This study used 2 discrete choice experiments (DCE) to elicit preferences of NET patients regarding advanced midgut and pancreatic NET (pNET) treatments. The DCEs used the “potentially all pairwise rankings of all possible alternatives” (PAPRIKA) method. The primary objective was to determine relative utility rankings for treatment attributes, including progression-free survival (PFS), treatment modality, and AE rates. Ranking of attribute profiles matching specific treatments was also determined. Levels for treatment attributes were obtained from randomized clinical trial data of NET treatments.

Results

One hundred and 10 participants completed the midgut NET DCE, and 132 completed the pNET DCE. Longer PFS was the highest ranked treatment attribute in 64.5% of participants in the midgut NET DCE, and in 59% in the pNET DCE. Approximately, 40% of participants in both scenarios prioritized lower AE rates or less invasive treatment modalities over PFS. Ranking of treatment profiles in the midgut NET scenario identified 60.9% of participants favoring peptide receptor radionuclide therapy (PRRT), and 30.0% somatostatin analogue dose escalation.

Conclusion

NET patients have heterogeneous priorities when choosing between treatment options based on the results of 2 independent DCEs. These results highlight the importance of shared decision making for NET patients.

Introduction

Neuroendocrine tumors (NETs) are a diverse group of malignancies, with significant heterogeneity in prognosis, symptom burden, and impact on quality of life. Due to the uncommon nature of this disease, head-to-head clinical trials are lacking, with limited data available to guide the sequence of treatments. As such shared decision making between patients and physicians is critical, and involves eliciting and understanding patient preferences.¹ Despite recent efforts to catalogue the challenges faced by patients with a NET,² there is a relative scarcity of information on NET patient preferences and priorities for available treatments. Provision of patient-centered care requires an understanding of patient values and preferences.^3,4 However existing data suggests that oncologists and patients place different value on treatment attributes such as risk of adverse events and the treatment modality.^5-7 This may hinder efforts to provide patient-centered care, as physicians may introduce bias during information sharing even while aiming to participate in shared decision making.^8,9 High-quality information on NET patient preferences regarding available treatment options has the potential to facilitate patient-centered, shared decision making by giving physicians a priori information on the nature of patient preferences and priorities. Furthermore, clearly defined patient priorities can help guide regulatory decision making, value-based pharmacoeconomic decision making, and clinic trial design through inclusion of patient-centered outcome measures.

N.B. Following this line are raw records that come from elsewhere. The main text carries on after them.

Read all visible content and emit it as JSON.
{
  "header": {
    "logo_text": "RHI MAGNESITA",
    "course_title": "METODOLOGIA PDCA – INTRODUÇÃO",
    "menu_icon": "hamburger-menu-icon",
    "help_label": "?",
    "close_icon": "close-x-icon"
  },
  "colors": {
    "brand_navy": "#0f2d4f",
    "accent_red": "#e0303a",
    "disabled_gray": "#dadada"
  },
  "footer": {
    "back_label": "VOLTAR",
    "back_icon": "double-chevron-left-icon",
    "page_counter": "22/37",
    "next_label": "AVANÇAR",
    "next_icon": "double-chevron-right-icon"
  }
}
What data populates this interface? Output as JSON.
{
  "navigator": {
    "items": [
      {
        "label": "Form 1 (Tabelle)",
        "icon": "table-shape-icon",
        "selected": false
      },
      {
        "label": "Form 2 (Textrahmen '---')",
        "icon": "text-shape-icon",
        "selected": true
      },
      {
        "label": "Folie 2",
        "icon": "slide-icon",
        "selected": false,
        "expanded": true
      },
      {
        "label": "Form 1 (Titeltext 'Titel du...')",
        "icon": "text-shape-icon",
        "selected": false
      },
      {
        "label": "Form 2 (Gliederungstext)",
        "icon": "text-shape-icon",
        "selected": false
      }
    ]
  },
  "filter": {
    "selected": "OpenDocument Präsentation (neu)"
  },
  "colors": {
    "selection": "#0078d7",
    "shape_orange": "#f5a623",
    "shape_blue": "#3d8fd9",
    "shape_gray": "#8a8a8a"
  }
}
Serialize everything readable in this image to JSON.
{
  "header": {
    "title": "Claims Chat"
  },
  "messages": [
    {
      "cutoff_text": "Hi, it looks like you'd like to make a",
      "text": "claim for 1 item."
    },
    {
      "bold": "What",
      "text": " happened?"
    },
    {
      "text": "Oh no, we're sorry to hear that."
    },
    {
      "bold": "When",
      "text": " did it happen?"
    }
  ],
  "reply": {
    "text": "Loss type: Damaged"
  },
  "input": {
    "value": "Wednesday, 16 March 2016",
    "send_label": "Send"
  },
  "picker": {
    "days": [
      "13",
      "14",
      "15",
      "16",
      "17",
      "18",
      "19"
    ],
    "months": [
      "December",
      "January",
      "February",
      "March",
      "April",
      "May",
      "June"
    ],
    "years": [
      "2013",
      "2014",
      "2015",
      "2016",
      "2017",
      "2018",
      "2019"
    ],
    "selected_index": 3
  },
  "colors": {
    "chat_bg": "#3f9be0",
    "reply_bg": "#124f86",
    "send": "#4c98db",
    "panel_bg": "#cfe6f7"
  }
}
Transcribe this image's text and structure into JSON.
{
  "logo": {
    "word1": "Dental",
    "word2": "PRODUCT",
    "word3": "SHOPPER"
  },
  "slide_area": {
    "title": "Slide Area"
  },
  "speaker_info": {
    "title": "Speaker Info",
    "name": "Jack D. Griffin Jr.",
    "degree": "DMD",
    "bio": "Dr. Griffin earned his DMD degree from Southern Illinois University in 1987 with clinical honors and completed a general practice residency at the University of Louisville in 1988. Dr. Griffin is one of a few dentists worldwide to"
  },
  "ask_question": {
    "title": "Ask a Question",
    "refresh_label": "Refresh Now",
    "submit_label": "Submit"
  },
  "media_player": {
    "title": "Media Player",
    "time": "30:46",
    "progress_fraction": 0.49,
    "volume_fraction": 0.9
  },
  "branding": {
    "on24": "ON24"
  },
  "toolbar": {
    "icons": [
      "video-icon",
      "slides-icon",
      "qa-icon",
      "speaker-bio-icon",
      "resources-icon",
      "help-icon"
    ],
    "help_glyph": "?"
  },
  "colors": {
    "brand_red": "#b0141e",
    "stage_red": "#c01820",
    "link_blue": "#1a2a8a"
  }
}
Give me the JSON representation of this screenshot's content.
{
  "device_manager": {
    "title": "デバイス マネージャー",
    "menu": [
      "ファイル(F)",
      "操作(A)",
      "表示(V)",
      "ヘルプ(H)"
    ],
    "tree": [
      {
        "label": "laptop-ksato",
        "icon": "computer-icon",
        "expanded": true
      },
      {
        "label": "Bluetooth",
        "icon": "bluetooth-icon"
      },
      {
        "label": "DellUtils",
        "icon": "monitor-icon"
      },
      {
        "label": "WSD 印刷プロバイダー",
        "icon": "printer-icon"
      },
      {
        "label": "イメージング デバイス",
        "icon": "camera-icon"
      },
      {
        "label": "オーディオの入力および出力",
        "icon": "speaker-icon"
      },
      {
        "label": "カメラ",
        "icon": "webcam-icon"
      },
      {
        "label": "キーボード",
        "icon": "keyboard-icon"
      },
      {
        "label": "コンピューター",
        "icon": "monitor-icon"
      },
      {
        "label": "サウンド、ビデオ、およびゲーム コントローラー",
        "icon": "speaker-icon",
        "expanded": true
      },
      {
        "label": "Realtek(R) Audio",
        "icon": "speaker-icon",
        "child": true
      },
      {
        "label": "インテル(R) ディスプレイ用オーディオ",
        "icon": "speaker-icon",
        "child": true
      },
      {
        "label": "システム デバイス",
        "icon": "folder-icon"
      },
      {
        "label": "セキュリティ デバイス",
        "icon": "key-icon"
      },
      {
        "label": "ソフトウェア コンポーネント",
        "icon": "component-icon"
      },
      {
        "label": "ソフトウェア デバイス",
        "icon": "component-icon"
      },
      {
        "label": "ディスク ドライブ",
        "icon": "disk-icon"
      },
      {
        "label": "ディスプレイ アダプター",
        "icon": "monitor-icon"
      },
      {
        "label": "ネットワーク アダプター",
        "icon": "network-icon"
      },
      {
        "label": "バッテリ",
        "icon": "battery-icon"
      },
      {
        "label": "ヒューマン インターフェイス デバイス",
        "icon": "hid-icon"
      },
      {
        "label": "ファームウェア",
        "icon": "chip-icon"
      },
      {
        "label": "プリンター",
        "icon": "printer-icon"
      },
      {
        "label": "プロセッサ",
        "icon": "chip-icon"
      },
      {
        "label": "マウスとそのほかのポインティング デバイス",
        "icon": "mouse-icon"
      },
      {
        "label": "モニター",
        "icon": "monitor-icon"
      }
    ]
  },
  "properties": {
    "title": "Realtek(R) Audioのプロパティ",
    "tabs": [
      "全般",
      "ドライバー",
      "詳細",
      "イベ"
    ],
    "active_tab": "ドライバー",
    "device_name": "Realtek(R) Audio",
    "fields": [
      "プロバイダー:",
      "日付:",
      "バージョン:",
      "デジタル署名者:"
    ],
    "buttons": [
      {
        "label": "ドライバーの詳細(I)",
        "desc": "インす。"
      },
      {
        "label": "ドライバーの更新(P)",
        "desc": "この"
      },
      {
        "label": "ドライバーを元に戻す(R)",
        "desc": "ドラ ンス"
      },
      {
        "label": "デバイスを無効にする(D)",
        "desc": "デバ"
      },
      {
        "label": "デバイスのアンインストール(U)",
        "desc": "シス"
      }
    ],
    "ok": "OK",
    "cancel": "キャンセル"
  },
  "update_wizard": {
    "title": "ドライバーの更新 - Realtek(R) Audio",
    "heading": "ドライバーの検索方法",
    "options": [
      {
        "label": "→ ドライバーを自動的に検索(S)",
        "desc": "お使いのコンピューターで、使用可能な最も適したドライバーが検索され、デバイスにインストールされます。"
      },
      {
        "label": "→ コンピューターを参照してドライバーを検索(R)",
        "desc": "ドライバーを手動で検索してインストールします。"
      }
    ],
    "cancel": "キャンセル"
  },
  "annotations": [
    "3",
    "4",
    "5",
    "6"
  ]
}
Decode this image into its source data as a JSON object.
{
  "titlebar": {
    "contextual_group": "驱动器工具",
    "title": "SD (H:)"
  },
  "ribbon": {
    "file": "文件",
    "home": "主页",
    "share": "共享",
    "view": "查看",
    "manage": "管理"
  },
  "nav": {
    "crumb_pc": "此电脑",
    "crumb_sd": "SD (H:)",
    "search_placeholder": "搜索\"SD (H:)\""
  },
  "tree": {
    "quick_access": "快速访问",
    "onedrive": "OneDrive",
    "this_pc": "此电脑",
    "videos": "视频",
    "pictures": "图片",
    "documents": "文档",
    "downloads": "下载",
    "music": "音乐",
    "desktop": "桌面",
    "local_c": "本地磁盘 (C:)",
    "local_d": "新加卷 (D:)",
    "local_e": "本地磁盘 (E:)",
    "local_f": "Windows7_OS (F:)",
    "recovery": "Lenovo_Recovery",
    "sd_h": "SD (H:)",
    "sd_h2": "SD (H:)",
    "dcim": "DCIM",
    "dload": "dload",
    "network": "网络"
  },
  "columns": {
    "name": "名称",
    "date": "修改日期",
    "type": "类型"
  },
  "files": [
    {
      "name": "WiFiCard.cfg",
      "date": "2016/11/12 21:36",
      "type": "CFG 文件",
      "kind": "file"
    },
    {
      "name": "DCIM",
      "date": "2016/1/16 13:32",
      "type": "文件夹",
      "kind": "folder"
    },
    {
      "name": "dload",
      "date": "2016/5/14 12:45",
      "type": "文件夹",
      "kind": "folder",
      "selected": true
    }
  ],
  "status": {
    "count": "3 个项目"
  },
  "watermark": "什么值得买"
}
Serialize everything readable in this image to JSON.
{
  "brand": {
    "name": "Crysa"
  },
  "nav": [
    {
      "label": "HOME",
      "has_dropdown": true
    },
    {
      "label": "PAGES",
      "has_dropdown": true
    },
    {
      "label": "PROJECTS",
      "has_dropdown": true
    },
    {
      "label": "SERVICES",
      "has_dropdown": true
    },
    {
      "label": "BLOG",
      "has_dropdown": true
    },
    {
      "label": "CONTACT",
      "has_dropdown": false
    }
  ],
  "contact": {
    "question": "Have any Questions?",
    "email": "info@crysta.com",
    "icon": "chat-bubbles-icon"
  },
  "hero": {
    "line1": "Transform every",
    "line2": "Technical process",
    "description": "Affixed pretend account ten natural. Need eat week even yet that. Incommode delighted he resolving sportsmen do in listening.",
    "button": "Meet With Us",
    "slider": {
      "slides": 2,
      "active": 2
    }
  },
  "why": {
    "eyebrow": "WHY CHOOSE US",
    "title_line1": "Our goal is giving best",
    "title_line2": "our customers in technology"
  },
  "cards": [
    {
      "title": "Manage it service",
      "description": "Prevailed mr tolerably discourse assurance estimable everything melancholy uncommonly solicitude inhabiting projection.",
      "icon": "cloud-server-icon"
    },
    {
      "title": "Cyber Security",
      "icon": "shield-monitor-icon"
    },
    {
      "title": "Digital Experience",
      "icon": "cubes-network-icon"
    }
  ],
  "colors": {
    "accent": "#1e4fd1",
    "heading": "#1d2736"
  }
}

There are multiple treatment options for advanced, unresectable midgut NETs and pancreatic NETs (pNETs). Asymptomatic patients with low tumor burden at diagnosis can either be followed with observation, or treated with long-acting somatostatin analogues to slow tumor growth.¹⁰ Patients with a higher tumor burden or a functional tumor at diagnosis are typically initially treated with somatostatin analogues (SSAs).^11,12 After radiologic, biochemical, or symptomatic progression on SSAs, options for advanced midgut NETs include SSA dose escalation,¹³ targeted small molecule drugs such as everolimus,¹⁴ or peptide receptor radionuclide therapy (PRRT).¹⁵ The approach for pNETs is similar. Treatment options for progressive, symptomatic, or clinically significant tumor burden include SSAs,¹¹ and targeted agents including everolimus¹⁶ and sunitinib.¹⁷ PNETS are more responsive to cytotoxic chemotherapy than midgut NETs. Until recently, randomized clinical trial (RCT) data comparing chemotherapy regimens for pNETs was lacking;¹⁸ however, a recent randomized phase II trial showed that the combination temozolomide and capecitabine was associated with a longer progression-free survival (PFS) than temozolomide alone.¹⁹

Discrete choice experiments (DCE) are a quantitative method for eliciting preferences. Participants are asked to choose between a series of options within scenarios comprised of several attributes, whose values or levels are varied between the choices. Analysis of the pattern of choices is used to construct a model of the relative importance or utility of each attribute to participant decision making. There is growing interest in the use of DCEs in the healthcare setting, with studies focusing on topics from patient-level clinical decision making through to health policy design and implementation.²⁰ DCE methodology has previously been applied to modeling treatment decisions in oncology,^5-7,21-25 however there have been no studies to date on treatment preferences for NET patients. Treatment options available for advanced, unresectable NETs vary greatly in terms of their attributes, including side effect profiles, frequency and methods of administration, and associated progression-free survival. There are clinical scenarios with equipoise between treatments based on survey of expert clinicians.¹⁰ We, therefore, investigated the relative importance of treatment attributes to NET patients using DCEs based on available randomized control trial data for NET treatments to better understand patient preferences and priorities around treatment.

Methods

Study Objective and Outcomes

The primary objective of the study was to use discrete choice experiments to elicit patient preferences with respect to the treatment attributes (progression-free survival (PFS), adverse event rates, and method of administration), and profiles of attributes representing specific existing treatment options, for advanced NETs.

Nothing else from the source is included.